Um dia qualquer. Uma manhã qualquer. Eu sinceramente não lembro de datas, horários... quem me conhece bem, sabe que não característica minha lembrar vagamente das coisas, eu sempre lembro claramente de rostos, de nomes.
Eu só lembro que a vi. Estava sentado, pensando na minha vida, e ela apareceu assim, do nada. No começo não liguei para sua presença, só prestei atenção quando a amiga que a acompanhava fez uma leve brincadeira.
- Tá achando engraçado, né?
- Só um pouquinho... - foi quando a encarei. Não sei descrevê-la. Sei dizer somente que ela tinha cabelos castanho-escuros e pele branca, mas não muito.
Ela sorriu pra mim. Um sorriso natural, não um daqueles "sorrisos de conveniência" que já estou até me acostumando em ver. Eu adoro este tipo de sorriso.
- Qual o teu nome?
- Mário.
- O meu é Angélica, muito prazer! Essa aqui é minha amiga... - ela até me disse o nome da amiga. Mas à partir desse momento eu não queria saber de fulanas, beltranas, nem mais ninguém. Queria saber mais sobre Angélica, minha atenção estava voltada totalmente pra ela.
Apreciei o gesto nobre da amiga, que se retirou sem que nenhuma das partes se manifestasse sobre isso. Mas dava pra ver nas nossas testas o desejo de ficarmos sozinhos, apesar de eu não acreditar muito que fosse isso que Angélica sentisse também. E uma excelente conversa continuava...
- Não sei que mulher não ia querer te conhecer melhor, cara!
- Todas as que eu desejei! Elas sempre criam bloqueios quase intransponíveis para mim. - Ela apertou a minha mão. Isso é legal, mãos macias são sempre legais. - Da última vez, então... todos diziam que a garota não me merecia. No fim, eu acabei achando isso também e fui desencanando aos poucos. Ela realmente...
- E eu? Eu te mereço? - parecia uma pergunta feita para evitar que eu falasse sobre a última vez, sobre aquela garota.
- Eu... eu acho que você realmente merece muito mais que eu. Eu não sou quase nada.
Ela apertou ainda mais minha mão.
- Não pra mim. E correndo o risco de perder minha humildade, eu te mereço. E você me merece.

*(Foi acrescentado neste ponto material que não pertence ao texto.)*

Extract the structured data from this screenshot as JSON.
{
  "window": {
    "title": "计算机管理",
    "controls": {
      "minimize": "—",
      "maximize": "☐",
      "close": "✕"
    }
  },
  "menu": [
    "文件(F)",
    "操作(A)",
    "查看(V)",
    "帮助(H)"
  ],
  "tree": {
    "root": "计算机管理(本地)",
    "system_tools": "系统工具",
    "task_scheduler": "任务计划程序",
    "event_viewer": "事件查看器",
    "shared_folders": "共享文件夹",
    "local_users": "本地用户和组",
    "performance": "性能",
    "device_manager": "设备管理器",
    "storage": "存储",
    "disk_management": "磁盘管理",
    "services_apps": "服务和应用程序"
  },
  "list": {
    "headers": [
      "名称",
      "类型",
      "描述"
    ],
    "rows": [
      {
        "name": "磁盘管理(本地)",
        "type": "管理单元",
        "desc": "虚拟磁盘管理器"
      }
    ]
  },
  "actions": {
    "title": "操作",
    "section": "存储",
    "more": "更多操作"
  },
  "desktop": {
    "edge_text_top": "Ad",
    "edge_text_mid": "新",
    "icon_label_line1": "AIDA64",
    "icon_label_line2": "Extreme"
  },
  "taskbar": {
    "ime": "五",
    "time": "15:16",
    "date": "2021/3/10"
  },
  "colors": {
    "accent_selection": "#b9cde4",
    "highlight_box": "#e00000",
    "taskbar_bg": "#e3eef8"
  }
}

E dessa vez eu não fui puxado pelo pescoço para ser beijado, como em tantas outras noites. Muito menos precisei puxar alguém para poder dar um beijo, como em tantas outras tardes e manhãs. Nós nos beijamos.
Começou tudo aí.
Dias, semanas passaram. Por que tudo parecia ter acontecido numa noite apenas? Mas não me importava. Que fosse, então, a noite mais longa da minha vida! E fosse eterno enquanto durasse!
A dor maior de um coração é quando uma pessoa que você ama desaparece da sua vida. Ela sumiu.
Mas enquanto esteve na minha vida, me mostrou que, no amor, eu deveria ser auto-suficiente e dependente, tudo ao mesmo tempo. Algo que, talvez, somente eu entenderia.
Dias, semanas passaram novamente. E tudo ainda parecia uma noite apenas.
- Filho, a Angélica passou aqui mais cedo.
- Foi?! O que ela disse?!
- Ela disse que não volta mais. Mas disse que adora você. E se sente bem em saber que é recíproco. Disse também que um dia manda notícias novamente.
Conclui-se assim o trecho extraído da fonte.